We all have a mother. fact. Everyday I meet people who I know have a mother. But each of these people are different. Each and every one of us.

I have a Mommy! I would never trade my Mommy for anything/anyone else in the world. Everything I am and do now I owe to mommy.

As a child going to St. Francis and Joseph Primary school, I still remember the days we would walk around the corner to the Royal Botanical Gardens to visit mommy at work. we had the entire gardens to play in and roam around in, to develop my love of nature and learn about the plants and their local uses and get dirty. I never lost this. Thank you Mommy!

I remember early mornings in our neighborhood walking around with a basket and a pair of scissors, when mommy would give me a list of plants she would be teaching her Bahamahost students about. I would go to the neighbors and ask if I could have a clipping of their plant and sometimes tell them a little about the plant that I learned from my Mommy. As I was learning the plants, I was learning to only take as much as was needed, how to speak to my neighbors and how to take joy in a simple job. Thank you Mommy!

Later on, I got my first part time job at the chicken farm through Mommy’s connections. I saw the chickens as they were incubated, housed and fed, killed, cleaned and packaged. The baby chicks would try to escape the crates and some of them would be crushed and killed. The adults in the big houses would eat centipedes, worms, maggots and other chickens that had been caught in the conveyor belt that carried their food. There was the first time I saw someone have a seizure. I saw the workers eating Kentucky Fried Chicken outside the slaughter house. I did not eat Kentucky for awhile after that, though eventually I did. Still, I think of the value of life when I eat any meat. It makes me more respectful of life and I will always carry that with me. Thank you Mommy!

I remember that we would use no kill traps to remove the rats from our house. I was still in primary school, but mommy explained to me that they carry diseases that we did not want in the house and it was to protect us, but to dispatch them she would drop the entire cage in a bucket of water. The rats would drown. Conflicted as children would be about the death of an animal, I would come after she left and lift the container out of the water. She explained to me that that made the rats suffer longer, though they had to die, they should not suffer and no animal should suffer. This compassion for vermin tempered with the need for their eradication gave me a balanced view which continues to take a prominent place in my outlook on animal welfare and kindness, even in killing. Thank you Mommy!

One of the greatest gifts my Mommy has given to me though, is the huge family of people she has brought into my life, directly and indirectly. Mommy’s ripples of kindness continue to impact me in strange and diverse ways through the people she has helped, because that is her way. Filling out an activity in 9th grade I realized that I had more Grandmothers than anyone else, Ma Rena in Andros, Grumma in the Grove, Ma Dora in Inagua, Gramma in Seabreeze (via Lawrence and Cheska them).
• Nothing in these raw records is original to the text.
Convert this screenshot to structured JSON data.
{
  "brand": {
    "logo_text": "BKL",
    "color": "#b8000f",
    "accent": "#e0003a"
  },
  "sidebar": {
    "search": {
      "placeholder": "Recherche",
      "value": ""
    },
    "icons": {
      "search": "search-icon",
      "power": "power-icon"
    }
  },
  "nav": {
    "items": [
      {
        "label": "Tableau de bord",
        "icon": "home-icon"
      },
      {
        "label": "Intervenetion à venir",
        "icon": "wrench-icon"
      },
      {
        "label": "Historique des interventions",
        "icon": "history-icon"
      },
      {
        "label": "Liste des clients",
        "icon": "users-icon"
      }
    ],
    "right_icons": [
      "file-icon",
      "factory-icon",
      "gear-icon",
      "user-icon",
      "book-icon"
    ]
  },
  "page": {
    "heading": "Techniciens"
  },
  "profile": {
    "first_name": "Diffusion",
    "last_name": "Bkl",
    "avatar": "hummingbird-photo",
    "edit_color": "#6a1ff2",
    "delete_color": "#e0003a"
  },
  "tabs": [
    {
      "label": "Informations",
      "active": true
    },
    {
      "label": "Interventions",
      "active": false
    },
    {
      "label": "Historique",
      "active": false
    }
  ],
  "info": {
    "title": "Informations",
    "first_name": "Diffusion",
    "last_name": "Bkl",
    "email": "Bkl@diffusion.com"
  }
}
I found out later that I gained all these “extra” aunts, cousins, grandmothers, sisters because my mom helped someone in the past and they became sisters. I still go home and people will tell me “You is Ms. Davis son, ey? *You killin’ ya ma boy.” It always makes me smile. I “**born fa luck” I know I look like Mommy and the luck comes from having such a great Mommy, that my face is like a passport to loving-kindness and respect wherever I go, because Mommy paved the way. Thank you Mommy!
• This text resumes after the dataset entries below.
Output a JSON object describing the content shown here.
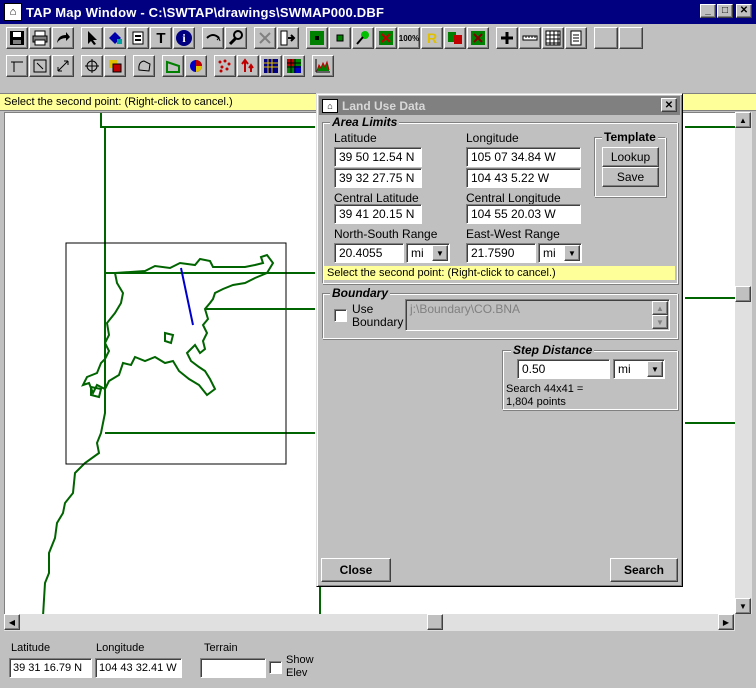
{
  "window": {
    "title": "TAP Map Window - C:\\SWTAP\\drawings\\SWMAP000.DBF",
    "minimize": "_",
    "maximize": "□",
    "close": "✕"
  },
  "toolbar1": {
    "items": [
      "save-icon",
      "print-icon",
      "redo-icon",
      "|",
      "pointer-icon",
      "fill-icon",
      "properties-icon",
      "text-icon",
      "info-icon",
      "|",
      "pan-icon",
      "tools-icon",
      "|",
      "cut-icon",
      "export-icon",
      "|",
      "site-icon",
      "small-site-icon",
      "pin-icon",
      "delete-icon",
      "zoom-100-icon",
      "r-icon",
      "swap-icon",
      "grid-icon",
      "|",
      "plus-icon",
      "ruler-icon",
      "table-icon",
      "notes-icon",
      "|",
      "blank-1",
      "blank-2"
    ],
    "zoom_label": "100%",
    "r_label": "R",
    "text_label": "T",
    "info_label": "i"
  },
  "toolbar2": {
    "items": [
      "line-icon",
      "node-icon",
      "resize-icon",
      "|",
      "crosshair-icon",
      "layers-icon",
      "|",
      "polygon-icon",
      "|",
      "area-icon",
      "pie-icon",
      "|",
      "scatter-icon",
      "arrow-icon",
      "grid-a-icon",
      "grid-b-icon",
      "|",
      "profile-icon"
    ]
  },
  "status_hint": "Select the second point: (Right-click to cancel.)",
  "dialog": {
    "title": "Land Use Data",
    "close": "✕",
    "area_limits": {
      "title": "Area Limits",
      "latitude_label": "Latitude",
      "longitude_label": "Longitude",
      "lat1": "39 50 12.54 N",
      "lat2": "39 32 27.75 N",
      "lon1": "105 07 34.84 W",
      "lon2": "104 43 5.22 W",
      "central_lat_label": "Central Latitude",
      "central_lon_label": "Central Longitude",
      "central_lat": "39 41 20.15 N",
      "central_lon": "104 55 20.03 W",
      "ns_range_label": "North-South Range",
      "ew_range_label": "East-West Range",
      "ns_range": "20.4055",
      "ew_range": "21.7590",
      "ns_unit": "mi",
      "ew_unit": "mi",
      "hint": "Select the second point: (Right-click to cancel.)"
    },
    "template": {
      "title": "Template",
      "lookup": "Lookup",
      "save": "Save"
    },
    "boundary": {
      "title": "Boundary",
      "use_boundary_line1": "Use",
      "use_boundary_line2": "Boundary",
      "path": "j:\\Boundary\\CO.BNA"
    },
    "step": {
      "title": "Step Distance",
      "value": "0.50",
      "unit": "mi",
      "summary_line1": "Search 44x41 =",
      "summary_line2": "1,804 points"
    },
    "close_button": "Close",
    "search_button": "Search"
  },
  "bottom": {
    "latitude_label": "Latitude",
    "longitude_label": "Longitude",
    "terrain_label": "Terrain",
    "latitude": "39 31 16.79 N",
    "longitude": "104 43 32.41 W",
    "terrain": "",
    "show_elev_line1": "Show",
    "show_elev_line2": "Elev"
  },
  "colors": {
    "map_line": "#006400",
    "selection_line": "#0000cc",
    "title_bar": "#000080",
    "hint_bg": "#ffff99"
  }
}
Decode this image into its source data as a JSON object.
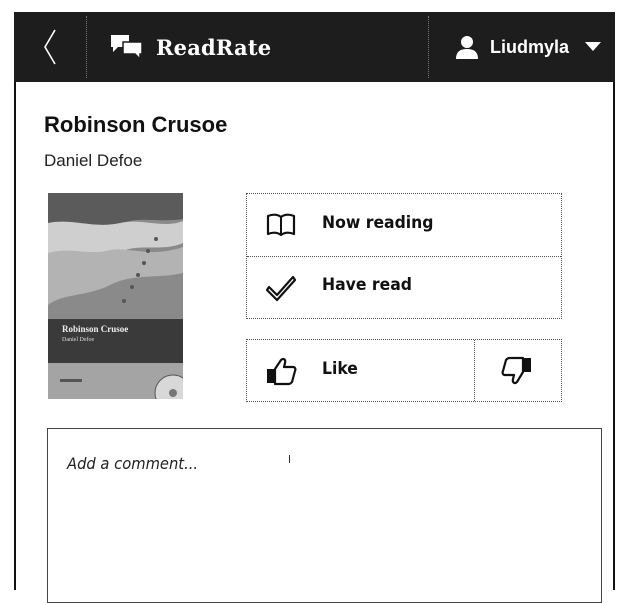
{
  "header": {
    "app_name": "ReadRate",
    "user_name": "Liudmyla"
  },
  "book": {
    "title": "Robinson Crusoe",
    "author": "Daniel Defoe",
    "cover": {
      "title": "Robinson Crusoe",
      "author": "Daniel Defoe"
    }
  },
  "actions": {
    "now_reading": "Now reading",
    "have_read": "Have read",
    "like": "Like"
  },
  "comment": {
    "placeholder": "Add a comment..."
  }
}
As I am writing this I am thinking of our son #LeonardoDavis, whom we would not have if I had never met Alma. Whom I never would have met had I not gone to UMES. Where I never would have gone had I not gone to Abaco for the Abaco Parrot Project. Where I never would have gone had I not completed the Kirtland’s Warbler Research and Training Program. Which I never would have been recruited to had I never asked  Eric Carey to get some fish from the Botanical Gardens pond. Whom I never would have met had it not been for Mommy. and throughout, she has bailed me out financially, emotionally, spiritually and with her supremely balanced way of looking at things. Thank you Mommy!

Today (October 26th) is my Mommy’s birthday. Also our wedding anniversary, the date chosen by chance by Alma’s father, who happened to be born the same year. Alma’s birthday is May 27th, the same as my maternal biological grandmother. So how’s that for being born for luck.

So today, I just want to say Thank you Mommy! and in celebration of my Mommy, if you know her, please call, email, text or Facebook her to tell her “Thank you Mommy.” and if you have ever said thank you for something I did, please tell her “Thank you Mommy.” And then, after that, go tell your Mommy and all the Mommy’s in your life, Thank you Mommy.

*You killing ya ma. Is a Bahamian expression that means you look a lot like your mother.
** born for luck refers to a male child that looks like their mother. It is said that these children will have good luck throughout their lives.